L’histoire commence avec la découverte, par une femme de chambre, d’un double meurtre. Les victimes sont éditeurs et amants de passage. Ils séjournent dans un hôtel de Francfort qui accueille des professionnels du livre à l’occasion de la Buchmesse (foire internationale du livre).

Dans ce même hôtel séjourne le narrateur, un jeune éditeur à succès nommé Florent. Il a passé la nuit avec Léna, une jeune femme assez étrange dont il vient de faire la connaissance. Florent n'est pas très à l'aise en Allemagne, en raison de son histoire familiale. Son père était un sympathisant nazi. Il a été abattu en allemagne, sans doute par un mouvement d’extrême gauche (La RAF - Fraction Armée Rouge).

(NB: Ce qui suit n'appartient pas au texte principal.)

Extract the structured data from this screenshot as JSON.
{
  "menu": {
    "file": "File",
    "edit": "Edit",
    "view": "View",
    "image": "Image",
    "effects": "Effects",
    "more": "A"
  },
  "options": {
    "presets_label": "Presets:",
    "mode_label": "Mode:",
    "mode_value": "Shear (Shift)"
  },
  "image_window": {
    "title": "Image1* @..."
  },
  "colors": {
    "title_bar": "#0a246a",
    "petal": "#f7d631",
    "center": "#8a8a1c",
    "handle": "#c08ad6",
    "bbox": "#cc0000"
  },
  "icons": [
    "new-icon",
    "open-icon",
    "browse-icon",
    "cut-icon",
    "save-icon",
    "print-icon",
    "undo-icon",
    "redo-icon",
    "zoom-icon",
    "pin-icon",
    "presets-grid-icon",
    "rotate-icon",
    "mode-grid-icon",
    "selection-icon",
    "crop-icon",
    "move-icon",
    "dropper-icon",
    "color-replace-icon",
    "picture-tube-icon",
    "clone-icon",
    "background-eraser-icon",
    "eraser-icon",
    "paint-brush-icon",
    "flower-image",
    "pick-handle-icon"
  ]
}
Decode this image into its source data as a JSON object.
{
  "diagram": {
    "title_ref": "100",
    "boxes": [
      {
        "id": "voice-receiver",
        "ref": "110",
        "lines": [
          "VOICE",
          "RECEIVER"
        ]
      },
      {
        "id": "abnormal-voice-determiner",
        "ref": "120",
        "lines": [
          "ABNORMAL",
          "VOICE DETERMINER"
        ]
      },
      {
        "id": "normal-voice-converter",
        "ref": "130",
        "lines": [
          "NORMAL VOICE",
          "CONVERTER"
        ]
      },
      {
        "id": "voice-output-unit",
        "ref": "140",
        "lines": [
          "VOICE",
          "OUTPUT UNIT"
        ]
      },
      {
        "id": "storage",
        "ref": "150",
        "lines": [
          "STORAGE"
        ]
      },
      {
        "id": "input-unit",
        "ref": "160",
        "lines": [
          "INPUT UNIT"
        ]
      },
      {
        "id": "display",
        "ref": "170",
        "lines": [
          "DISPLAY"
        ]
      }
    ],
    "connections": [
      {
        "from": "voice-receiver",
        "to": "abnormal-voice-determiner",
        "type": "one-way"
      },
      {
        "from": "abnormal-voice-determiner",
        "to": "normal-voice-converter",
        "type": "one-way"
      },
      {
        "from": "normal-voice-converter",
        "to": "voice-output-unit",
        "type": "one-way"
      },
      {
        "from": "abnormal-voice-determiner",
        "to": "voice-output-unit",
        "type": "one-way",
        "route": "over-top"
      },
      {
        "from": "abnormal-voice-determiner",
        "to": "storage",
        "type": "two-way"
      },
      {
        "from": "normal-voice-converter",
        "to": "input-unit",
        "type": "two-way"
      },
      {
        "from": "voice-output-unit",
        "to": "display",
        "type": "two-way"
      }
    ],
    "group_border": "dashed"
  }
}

De retour en France après la foire aux livres, le jeune éditeur se rend chez son ex-femme, atteinte d’une maladie incurable et dont les jours sont comptés. Elle aussi a un passé familial en lien avec l’Allemagne. Elle le prie de retourner en allemagne enquêter sur les zones d'ombre de ce passé, qu'elle voudrait éclaircir avant de mourir. Florent accepte bien volontiers...

De l’histoire, je n’ai pas envie d’en dire davantage sinon qu’elle est assez tarabiscotée. On plonge dans la seconde guerre mondiale mais aussi dans la période tourmentée qui l’a suivie. La cicatrisation des blessures du passé ne s’est pas faite sans mal, notamment en Allemagne. Des mouvements d’extrême-gauche comme la bande à Baader ont œuvré dans le sang.

Destins croisés, histoires de cœur, grande histoire, voilà les ingrédients de ce roman noir. J’ai bien aimé le contexte germanique de l’histoire, les mots allemands qui se glissent dans le texte (il m’en reste quelques souvenirs), les descriptions des paysages traversés… J’ai moins apprécié le style, très oral, trop à mon goût. Quant à l'intrigue, elle tient en haleine mais m'a paru confuse par moments. Mon avis sur ce livre est donc assez partagé.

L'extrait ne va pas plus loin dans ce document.